Hi, I met the same kind of error when using sense2vec.teach
, but the previous solution for term.teach
seems not work for it:
I set my nlp firstly from en_vectors_web_lg
, then added the pipeline of s2v_reddit_2019_lg
that I downloaded from your website:
nlp = spacy.load("en_core_web_lg")
from sense2vec import Sense2Vec, Sense2VecComponent
s2v = Sense2VecComponent(nlp.vocab).from_disk("../Prodigy_anotation/s2v_reddit_2019_lg")
then execute the command of sense2vec.teach
:
prodigy sense2vec.teach termsg06f "../Prodigy_anotation/s2v_reddit_2019_lg"
--seeds "electronic device user interface, control unit,...(about 6000 terms)"
And it returns the error as :
Traceback (most recent call last):
File "/Users/zuoyou/opt/anaconda3/lib/python3.7/runpy.py", line 193, in _run_module_as_main
"__main__", mod_spec)
File "/Users/zuoyou/opt/anaconda3/lib/python3.7/runpy.py", line 85, in _run_code
exec(code, run_globals)
File "/Users/zuoyou/opt/anaconda3/lib/python3.7/site-packages/prodigy/__main__.py", line 53, in <module>
controller = recipe(*args, use_plac=True)
File "cython_src/prodigy/core.pyx", line 331, in prodigy.core.recipe.recipe_decorator.recipe_proxy
File "cython_src/prodigy/core.pyx", line 353, in prodigy.core._components_to_ctrl
File "cython_src/prodigy/core.pyx", line 142, in prodigy.core.Controller.__init__
File "cython_src/prodigy/components/feeds.pyx", line 56, in prodigy.components.feeds.SharedFeed.__init__
File "cython_src/prodigy/components/feeds.pyx", line 155, in prodigy.components.feeds.SharedFeed.validate_stream
File "/Users/zuoyou/opt/anaconda3/lib/python3.7/site-packages/toolz/itertoolz.py", line 376, in first
return next(iter(seq))
File "/Users/zuoyou/opt/anaconda3/lib/python3.7/site-packages/sense2vec/prodigy_recipes.py", line 113, in get_stream
most_similar = s2v.most_similar(accept_keys, n=n_similar)
File "/Users/zuoyou/opt/anaconda3/lib/python3.7/site-packages/sense2vec/sense2vec.py", line 232, in most_similar
result = [(self.strings[key], score) for key, score in result if key]

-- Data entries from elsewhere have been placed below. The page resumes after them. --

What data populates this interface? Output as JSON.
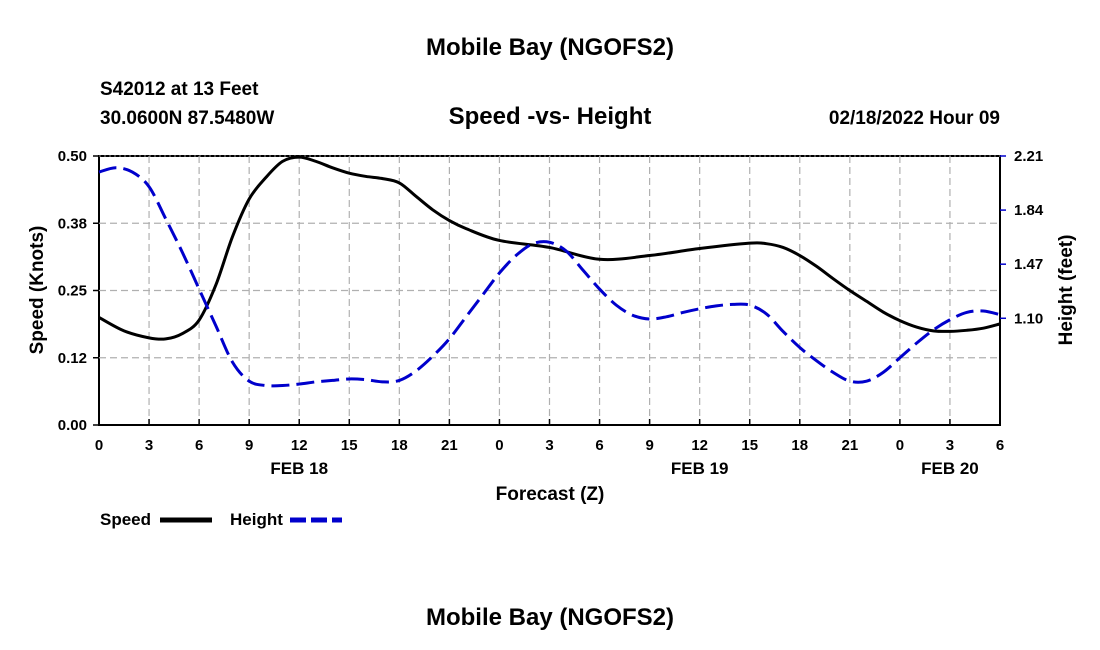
{
  "chart_data": {
    "type": "line",
    "title": "Mobile Bay (NGOFS2)",
    "footer_title": "Mobile Bay (NGOFS2)",
    "subtitle": "Speed -vs- Height",
    "station": "S42012 at 13 Feet",
    "location": "30.0600N  87.5480W",
    "datetime": "02/18/2022 Hour 09",
    "xlabel": "Forecast (Z)",
    "ylabel_left": "Speed (Knots)",
    "ylabel_right": "Height (feet)",
    "x_range": [
      0,
      54
    ],
    "x_ticks": [
      0,
      3,
      6,
      9,
      12,
      15,
      18,
      21,
      24,
      27,
      30,
      33,
      36,
      39,
      42,
      45,
      48,
      51,
      54
    ],
    "x_tick_labels": [
      "0",
      "3",
      "6",
      "9",
      "12",
      "15",
      "18",
      "21",
      "0",
      "3",
      "6",
      "9",
      "12",
      "15",
      "18",
      "21",
      "0",
      "3",
      "6"
    ],
    "date_labels": [
      {
        "x": 12,
        "label": "FEB 18"
      },
      {
        "x": 36,
        "label": "FEB 19"
      },
      {
        "x": 51,
        "label": "FEB 20"
      }
    ],
    "y_left_range": [
      0,
      0.5
    ],
    "y_left_ticks": [
      0,
      0.125,
      0.25,
      0.375,
      0.5
    ],
    "y_left_tick_labels": [
      "0.00",
      "0.12",
      "0.25",
      "0.38",
      "0.50"
    ],
    "y_right_range": [
      0.37,
      2.21
    ],
    "y_right_ticks": [
      1.1,
      1.47,
      1.84,
      2.21
    ],
    "y_right_tick_labels": [
      "1.10",
      "1.47",
      "1.84",
      "2.21"
    ],
    "grid": true,
    "series": [
      {
        "name": "Speed",
        "axis": "left",
        "color": "#000000",
        "style": "solid",
        "x": [
          0,
          1.5,
          3,
          4,
          5,
          6,
          7,
          8,
          9,
          10,
          11,
          12,
          13,
          14,
          15,
          16,
          17,
          18,
          19,
          20,
          21,
          22,
          24,
          27,
          30,
          33,
          36,
          39,
          40,
          41,
          42,
          43,
          44,
          45,
          46,
          47,
          48,
          49,
          50,
          51,
          52,
          53,
          54
        ],
        "values": [
          0.2,
          0.175,
          0.162,
          0.16,
          0.17,
          0.195,
          0.26,
          0.35,
          0.42,
          0.46,
          0.49,
          0.498,
          0.49,
          0.478,
          0.468,
          0.462,
          0.458,
          0.45,
          0.425,
          0.4,
          0.38,
          0.365,
          0.343,
          0.33,
          0.308,
          0.315,
          0.328,
          0.338,
          0.337,
          0.33,
          0.315,
          0.295,
          0.272,
          0.25,
          0.23,
          0.21,
          0.194,
          0.182,
          0.175,
          0.174,
          0.176,
          0.18,
          0.188
        ]
      },
      {
        "name": "Height",
        "axis": "right",
        "color": "#0000cc",
        "style": "dashed",
        "x": [
          0,
          1,
          2,
          3,
          4,
          5,
          6,
          7,
          8,
          9,
          10,
          11,
          12,
          13,
          14,
          15,
          16,
          17,
          18,
          19,
          20,
          21,
          22,
          23,
          24,
          25,
          26,
          27,
          28,
          29,
          30,
          31,
          32,
          33,
          34,
          35,
          36,
          37,
          38,
          39,
          40,
          41,
          42,
          43,
          44,
          45,
          46,
          47,
          48,
          49,
          50,
          51,
          52,
          53,
          54
        ],
        "values": [
          2.1,
          2.13,
          2.1,
          2.0,
          1.78,
          1.55,
          1.3,
          1.05,
          0.8,
          0.67,
          0.64,
          0.64,
          0.65,
          0.665,
          0.675,
          0.685,
          0.68,
          0.665,
          0.675,
          0.74,
          0.84,
          0.96,
          1.11,
          1.26,
          1.41,
          1.53,
          1.61,
          1.62,
          1.56,
          1.43,
          1.3,
          1.19,
          1.12,
          1.095,
          1.11,
          1.14,
          1.165,
          1.185,
          1.195,
          1.19,
          1.13,
          1.01,
          0.9,
          0.81,
          0.73,
          0.67,
          0.67,
          0.73,
          0.83,
          0.93,
          1.02,
          1.09,
          1.14,
          1.15,
          1.125
        ]
      }
    ],
    "legend": [
      {
        "label": "Speed",
        "color": "#000000",
        "style": "solid"
      },
      {
        "label": "Height",
        "color": "#0000cc",
        "style": "dashed"
      }
    ]
  }
}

File "/Users/zuoyou/opt/anaconda3/lib/python3.7/site-packages/sense2vec/sense2vec.py", line 232, in <listcomp>
result = [(self.strings[key], score) for key, score in result if key]
File "strings.pyx", line 136, in spacy.strings.StringStore.__getitem__
KeyError: "[E018] Can't retrieve string for hash '12141139319163549496'. This usually refers to an issue with the `Vocab` or `StringStore`."
I tried the previous method to remove the missing keys, but when I wanted to save the new nlp to my current directory it will return the error as:
---------------------------------------------------------------------------
TypeError Traceback (most recent call last)
<ipython-input-28-47993abdb9e6> in <module>
----> 1 nlp.to_disk("../Prodigy_anotation/s2v_reddit_2019_lg_fixed/")
~/opt/anaconda3/lib/python3.7/site-packages/spacy/language.py in to_disk(self, path, exclude, disable)
925 serializers[name] = lambda p, proc=proc: proc.to_disk(p, exclude=["vocab"])
926 serializers["vocab"] = lambda p: self.vocab.to_disk(p)
--> 927 util.to_disk(path, serializers, exclude)
928
929 def from_disk(self, path, exclude=tuple(), disable=None):
~/opt/anaconda3/lib/python3.7/site-packages/spacy/util.py in to_disk(path, writers, exclude)
679 # Split to support file names like meta.json
680 if key.split(".")[0] not in exclude:
--> 681 writer(path / key)
682 return path
683
~/opt/anaconda3/lib/python3.7/site-packages/spacy/language.py in <lambda>(p, proc)
923 if not hasattr(proc, "to_disk"):
924 continue
--> 925 serializers[name] = lambda p, proc=proc: proc.to_disk(p, exclude=["vocab"])
926 serializers["vocab"] = lambda p: self.vocab.to_disk(p)
927 util.to_disk(path, serializers, exclude)
TypeError: to_disk() got an unexpected keyword argument 'exclude'
I don't understand why it happens, could you please help me checking this? Thank you.